Ethan Rafferty

Personal information
- Native name: Éatán Ó Raifeartaigh (Irish)

Sport
- Sport: Gaelic football
- Position: Midfield, Goalkeeper

Club
- Years: Club
- Grange

Club titles
- Armagh titles: 1

Inter-county
- Years: County
- 2013–: Armagh

Inter-county titles
- Ulster titles: 1
- All-Irelands: 1

= Ethan Rafferty =

Armagh Gaelic footballer

Ethan Rafferty is an Irish sportsperson who plays for the Armagh county football team and is an All-Ireland winning road bowler.

==Intercounty==

Ethan Rafferty made his senior debut for Armagh in 2013 during the McKenna Cup under manager Paul Grimley, and later that year scored three points on his National League debut against Laois. He also found the net in his first Championship appearance, a narrow Ulster defeat to Cavan. That summer he featured in all of Armagh's qualifier games, scoring against both Wicklow and Galway.

In 2014, a leg and ankle injury ruled him out of the latter stages of the National League, which ended in relegation to Division 3. He returned to score two points in the Ulster quarter-final against Cavan, but was sent off.

Rafferty was a key contributor to Armagh's promotion campaign in 2015, scoring 2–14 in the league under new manager Kieran McGeeney. He added scores in the Championship against Donegal, Wicklow and Galway, though Armagh exited in round two of the qualifiers.

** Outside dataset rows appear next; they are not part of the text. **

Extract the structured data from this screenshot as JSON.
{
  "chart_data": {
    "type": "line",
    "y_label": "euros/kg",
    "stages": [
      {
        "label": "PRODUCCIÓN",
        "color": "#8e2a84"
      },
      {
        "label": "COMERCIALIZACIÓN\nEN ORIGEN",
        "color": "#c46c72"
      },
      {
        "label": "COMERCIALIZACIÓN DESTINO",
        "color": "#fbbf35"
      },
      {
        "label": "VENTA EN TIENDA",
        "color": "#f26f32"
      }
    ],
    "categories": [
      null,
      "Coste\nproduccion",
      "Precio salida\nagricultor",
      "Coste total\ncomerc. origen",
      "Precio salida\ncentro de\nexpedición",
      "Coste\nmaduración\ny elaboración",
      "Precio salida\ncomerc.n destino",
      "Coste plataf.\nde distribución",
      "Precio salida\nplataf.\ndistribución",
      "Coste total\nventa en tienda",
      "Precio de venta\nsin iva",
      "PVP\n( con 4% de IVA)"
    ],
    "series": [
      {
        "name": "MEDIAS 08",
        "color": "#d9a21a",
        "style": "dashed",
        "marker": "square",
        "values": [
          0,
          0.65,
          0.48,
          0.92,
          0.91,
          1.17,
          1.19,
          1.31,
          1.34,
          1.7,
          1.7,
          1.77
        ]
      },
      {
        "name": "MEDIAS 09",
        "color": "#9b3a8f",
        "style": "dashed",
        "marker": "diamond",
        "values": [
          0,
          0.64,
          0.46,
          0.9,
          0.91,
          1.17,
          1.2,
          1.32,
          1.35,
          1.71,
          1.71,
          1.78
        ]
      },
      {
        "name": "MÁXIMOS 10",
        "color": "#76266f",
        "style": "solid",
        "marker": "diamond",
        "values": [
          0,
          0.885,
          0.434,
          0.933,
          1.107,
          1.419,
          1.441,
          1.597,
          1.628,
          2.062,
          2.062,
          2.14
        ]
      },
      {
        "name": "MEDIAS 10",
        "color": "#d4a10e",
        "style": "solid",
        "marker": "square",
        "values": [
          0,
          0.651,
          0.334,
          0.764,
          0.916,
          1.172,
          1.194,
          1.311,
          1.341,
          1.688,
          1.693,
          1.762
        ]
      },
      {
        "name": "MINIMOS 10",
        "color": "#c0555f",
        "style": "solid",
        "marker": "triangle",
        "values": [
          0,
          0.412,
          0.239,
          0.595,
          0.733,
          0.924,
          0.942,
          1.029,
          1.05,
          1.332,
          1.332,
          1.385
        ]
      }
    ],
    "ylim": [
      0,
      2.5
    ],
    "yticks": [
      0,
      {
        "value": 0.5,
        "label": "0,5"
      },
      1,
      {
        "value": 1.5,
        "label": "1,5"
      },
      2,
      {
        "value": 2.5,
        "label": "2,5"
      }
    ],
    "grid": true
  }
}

In 2016, Rafferty scored in six National League games, but Armagh were again relegated. He hit five points in the Ulster Championship but Armagh fell once more to Cavan.

He opened the 2017 season with a goal against Sligo and scored in subsequent Championship ties with Fermanagh, Kildare and Westmeath as Armagh reached the All-Ireland quarter-final, where they were heavily beaten by Tyrone.

Rafferty remained a regular in 2018, scoring a goal against Sligo and 1–4 against Longford in the League, followed by three points against Offaly. He scored in both Ulster Championship and qualifier games before a serious hip injury against Westmeath ended his season.

Injury delayed his return in 2019, but he re-joined the side in spring, scoring a goal against Fermanagh. He featured again in early 2020 before the season was interrupted by the COVID-19 pandemic. He made a substitute appearance in the Ulster semi-final against Donegal.

Rafferty missed the 2021 season after sustaining a cruciate ligament injury during pre-season.

In 2022, he returned to the Armagh side in a new role as goalkeeper, replacing the injured Blaine Hughes during the National League. He retained the jersey for the Championship, including the All-Ireland quarter-final against Galway, where he scored twice from play before the game was decided on penalties.

Rafferty remained first-choice goalkeeper throughout 2023, contributing scores from open play against Monaghan, Kerry, Donegal, Antrim and Cavan. In the Ulster final against Derry, he scored two points but missed a crucial penalty as Armagh lost in the shootout. Armagh again exited the All-Ireland series on penalties, this time to Monaghan. Later that year, Rafferty suffered a double leg break during a club match against St Peter's, Lurgan.

In 2024, he returned to the Armagh squad in a substitute role as Hughes resumed goalkeeping duties.

Rafferty reclaimed the number one jersey in 2025. Despite considering his future in light of rule changes to Gaelic football, he featured in five league games and remained in goal throughout the Ulster Championship. In the tie against Antrim, he briefly played outfield after receiving a black card.

==Club football==
Rafferty plays club football for Grange GAC where he won the Armagh Intermediate Football Championship in 2019.

==Road bowls==
In road bowling, Rafferty won the Ulster intermediate road bowls title on three occasions and the All-Ireland men's intermediate title in 2024.